The genetic and molecular basis of many neuromuscular diseases was discovered at Boston Children’s. In the mid-1980s, Louis M. Kunkel, PhD, and his colleagues identified the gene and encoded protein, dystrophin, that are altered in children with Duchenne and Becker muscular dystrophy. His lab later found genes in which mutations cause limb-girdle muscular dystrophies. Today, his laboratory is looking for new treatments for muscular dystrophies.
Since the late 1990s, Alan H. Beggs, PhD, has identified several genes that cause congenital myopathies, and they’re continuing to look for more. In 2008, Boston Children’s opened the Manton Center for Orphan Disease Research to conduct research aimed at finding ways to diagnose and treat congenital myopathies and other rare diseases.
Emanuela Gussoni, PhD, Kunkel and other Boston Children’s researchers are working to develop stem cell therapies for muscular dystrophy and other neuromuscular diseases. An overview of these efforts is given at the muscular disorders page of the Children’s Stem Cell website.
Basil Darras, MD, is working with these laboratories to identify new genes responsible for neuromuscular disorders and to develop treatments. We hope that as potential treatments are found in the laboratory, we can quickly move them into clinical trials for our patients.

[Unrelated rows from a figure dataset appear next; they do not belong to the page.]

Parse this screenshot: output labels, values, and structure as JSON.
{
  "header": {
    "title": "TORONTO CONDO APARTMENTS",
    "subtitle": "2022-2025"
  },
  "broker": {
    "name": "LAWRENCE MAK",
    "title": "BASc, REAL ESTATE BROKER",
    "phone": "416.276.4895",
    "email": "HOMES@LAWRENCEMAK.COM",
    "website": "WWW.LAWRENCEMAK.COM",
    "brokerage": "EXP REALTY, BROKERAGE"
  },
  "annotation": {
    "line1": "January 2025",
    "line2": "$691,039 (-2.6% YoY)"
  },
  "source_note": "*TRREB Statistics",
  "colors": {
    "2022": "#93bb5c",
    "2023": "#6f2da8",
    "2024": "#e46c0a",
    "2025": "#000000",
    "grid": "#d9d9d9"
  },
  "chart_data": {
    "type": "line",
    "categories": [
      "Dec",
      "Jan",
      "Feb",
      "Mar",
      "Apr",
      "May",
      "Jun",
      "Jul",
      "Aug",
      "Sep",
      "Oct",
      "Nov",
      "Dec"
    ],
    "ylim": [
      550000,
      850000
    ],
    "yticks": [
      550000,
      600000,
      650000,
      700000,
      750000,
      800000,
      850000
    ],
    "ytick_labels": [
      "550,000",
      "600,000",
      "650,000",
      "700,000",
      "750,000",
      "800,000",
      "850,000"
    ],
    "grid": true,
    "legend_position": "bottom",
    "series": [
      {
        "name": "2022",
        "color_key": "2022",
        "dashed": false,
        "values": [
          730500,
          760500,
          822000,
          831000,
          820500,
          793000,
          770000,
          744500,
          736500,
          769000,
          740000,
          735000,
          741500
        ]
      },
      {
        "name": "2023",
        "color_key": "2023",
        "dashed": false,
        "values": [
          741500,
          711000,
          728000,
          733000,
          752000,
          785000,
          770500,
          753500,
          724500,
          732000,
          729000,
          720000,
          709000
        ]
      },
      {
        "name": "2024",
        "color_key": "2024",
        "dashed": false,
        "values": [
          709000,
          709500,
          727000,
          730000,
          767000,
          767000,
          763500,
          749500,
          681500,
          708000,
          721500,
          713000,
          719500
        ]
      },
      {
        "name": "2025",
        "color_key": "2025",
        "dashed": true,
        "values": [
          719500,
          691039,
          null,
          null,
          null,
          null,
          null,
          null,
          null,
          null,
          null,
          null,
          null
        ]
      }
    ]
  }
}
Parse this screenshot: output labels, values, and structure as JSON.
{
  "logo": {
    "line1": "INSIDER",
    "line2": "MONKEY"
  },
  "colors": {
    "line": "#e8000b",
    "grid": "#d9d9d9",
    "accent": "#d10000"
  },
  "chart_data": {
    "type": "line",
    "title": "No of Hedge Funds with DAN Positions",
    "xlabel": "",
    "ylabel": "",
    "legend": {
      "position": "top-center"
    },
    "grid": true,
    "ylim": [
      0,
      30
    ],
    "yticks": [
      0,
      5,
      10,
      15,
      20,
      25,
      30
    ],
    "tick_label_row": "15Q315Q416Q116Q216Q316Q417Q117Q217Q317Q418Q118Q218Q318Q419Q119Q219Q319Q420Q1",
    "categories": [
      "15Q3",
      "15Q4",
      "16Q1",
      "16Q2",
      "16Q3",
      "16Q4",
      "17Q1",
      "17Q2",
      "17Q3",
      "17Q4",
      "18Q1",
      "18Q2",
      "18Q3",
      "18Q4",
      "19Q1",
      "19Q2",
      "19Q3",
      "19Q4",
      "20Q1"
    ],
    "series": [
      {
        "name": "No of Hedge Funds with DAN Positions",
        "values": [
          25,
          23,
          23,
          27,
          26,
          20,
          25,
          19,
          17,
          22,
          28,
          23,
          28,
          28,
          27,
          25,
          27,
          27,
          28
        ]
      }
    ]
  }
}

We were one of the first four sites in the U.S. to participate in studies of nusinersen (brand name Spinraza), an exciting new treatment for SMA. Due to the success of clinical trials, the U.S. Food and Drug Administration (FDA) approved the use of nusinersen for SMA in children and adults in 2016, and we began offering the drug to all eligible SMA patients.
Improving genetic testing is an active area of research for us. Recently, we developed a method that allows us to screen for muscular dystrophy genes far more efficiently than has been possible in the past.
For some children, the cause of their disease remains a mystery even after extensive testing, so our researchers continue to search for new genetic changes that may explain neuromuscular diseases.